L'allarme è stato lanciato dalla LIPU-BirdLife Italia in occasione di Infrastructura, la fiera torinese sulle innovazioni nel campo delle infrastrutture e della mobilità. I pannelli antirumore, installati su autostrade e ferrovie che attraversano i centri abitati o semplicemente le vetrate dei nostri edifici, essendo trasparenti non vengono percepite dai volatili che vi impattano trovando quasi sempre la morte.
A farne le spese sono potenzialmente tutte le specie, fra le quali anche quelle meno comuni come Sparviere, Beccaccia, Frosone, Martin Pescatore e i sempre più rari passeri.
Secondo la Lipu basterebbe un investimento economico minimo per ridurre fino al 90% la morte degli uccelli, e quindi ripristinare la biodiversità minacciata.
Alcuni di tali accorgimenti sarebbero l'utilizzo di legno o alluminio al posto del vetro per quanto riguarda i nuovi progetti o l'applicazione di specifiche "sagome anticollisione volatili" sulle superfici trasperenti preesistenti, che "avvertono" il volatile del pericolo inducendolo a cambiare traiettoria.

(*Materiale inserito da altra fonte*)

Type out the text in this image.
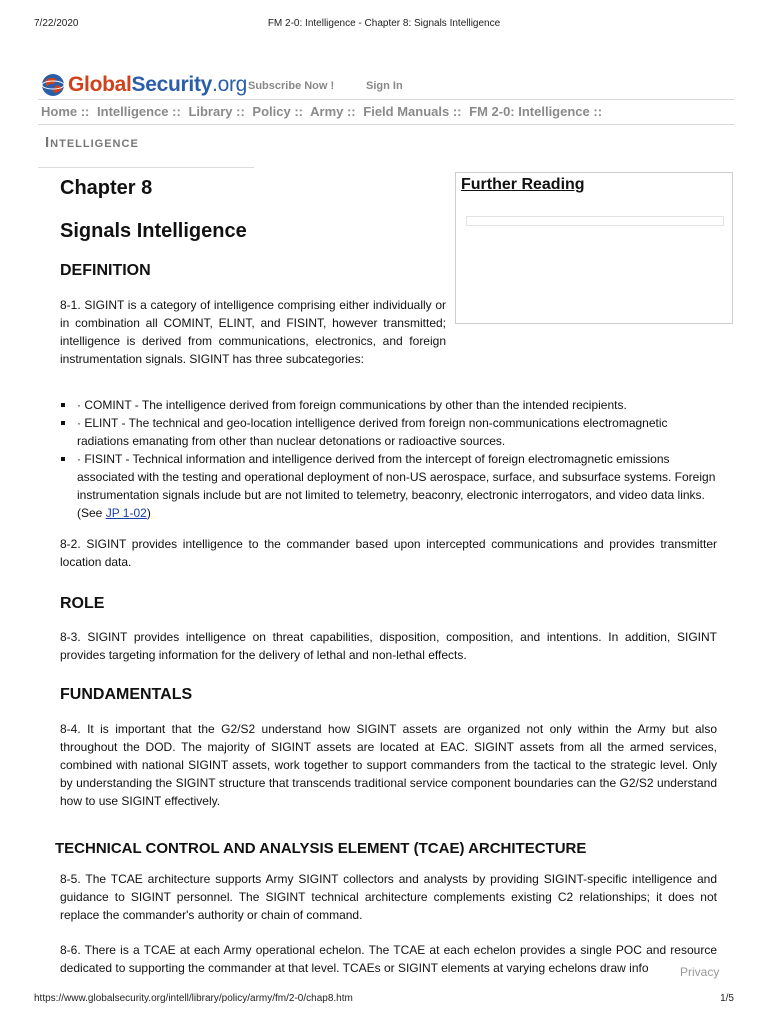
7/22/2020	FM 2-0: Intelligence - Chapter 8: Signals Intelligence
GlobalSecurity.org Subscribe Now !	Sign In
Home :: Intelligence :: Library :: Policy :: Army :: Field Manuals :: FM 2-0: Intelligence ::
Intelligence
Further Reading
Chapter 8
Signals Intelligence
DEFINITION
8-1. SIGINT is a category of intelligence comprising either individually or in combination all COMINT, ELINT, and FISINT, however transmitted; intelligence is derived from communications, electronics, and foreign instrumentation signals. SIGINT has three subcategories:
· COMINT - The intelligence derived from foreign communications by other than the intended recipients.
· ELINT - The technical and geo-location intelligence derived from foreign non-communications electromagnetic radiations emanating from other than nuclear detonations or radioactive sources.
· FISINT - Technical information and intelligence derived from the intercept of foreign electromagnetic emissions associated with the testing and operational deployment of non-US aerospace, surface, and subsurface systems. Foreign instrumentation signals include but are not limited to telemetry, beaconry, electronic interrogators, and video data links.
(See JP 1-02)
8-2. SIGINT provides intelligence to the commander based upon intercepted communications and provides transmitter location data.
ROLE
8-3. SIGINT provides intelligence on threat capabilities, disposition, composition, and intentions. In addition, SIGINT provides targeting information for the delivery of lethal and non-lethal effects.
FUNDAMENTALS
8-4. It is important that the G2/S2 understand how SIGINT assets are organized not only within the Army but also throughout the DOD. The majority of SIGINT assets are located at EAC. SIGINT assets from all the armed services, combined with national SIGINT assets, work together to support commanders from the tactical to the strategic level. Only by understanding the SIGINT structure that transcends traditional service component boundaries can the G2/S2 understand how to use SIGINT effectively.
TECHNICAL CONTROL AND ANALYSIS ELEMENT (TCAE) ARCHITECTURE
8-5. The TCAE architecture supports Army SIGINT collectors and analysts by providing SIGINT-specific intelligence and guidance to SIGINT personnel. The SIGINT technical architecture complements existing C2 relationships; it does not replace the commander's authority or chain of command.
8-6. There is a TCAE at each Army operational echelon. The TCAE at each echelon provides a single POC and resource dedicated to supporting the commander at that level. TCAEs or SIGINT elements at varying echelons draw info	Privacy
https://www.globalsecurity.org/intell/library/policy/army/fm/2-0/chap8.htm	1/5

Sempre secondo le stime della Lipu su una barriera antirumore lunga 300 metri, che costa 200mila euro basterebbe un investimento di soli 1000 euro per ottenere eccellenti risultati anche nel portare avanti l'impegno assunto dal Governo Italiano a livello europeo per arrestare la perdita di biodiversità entro il 2010 (Countdown 2010).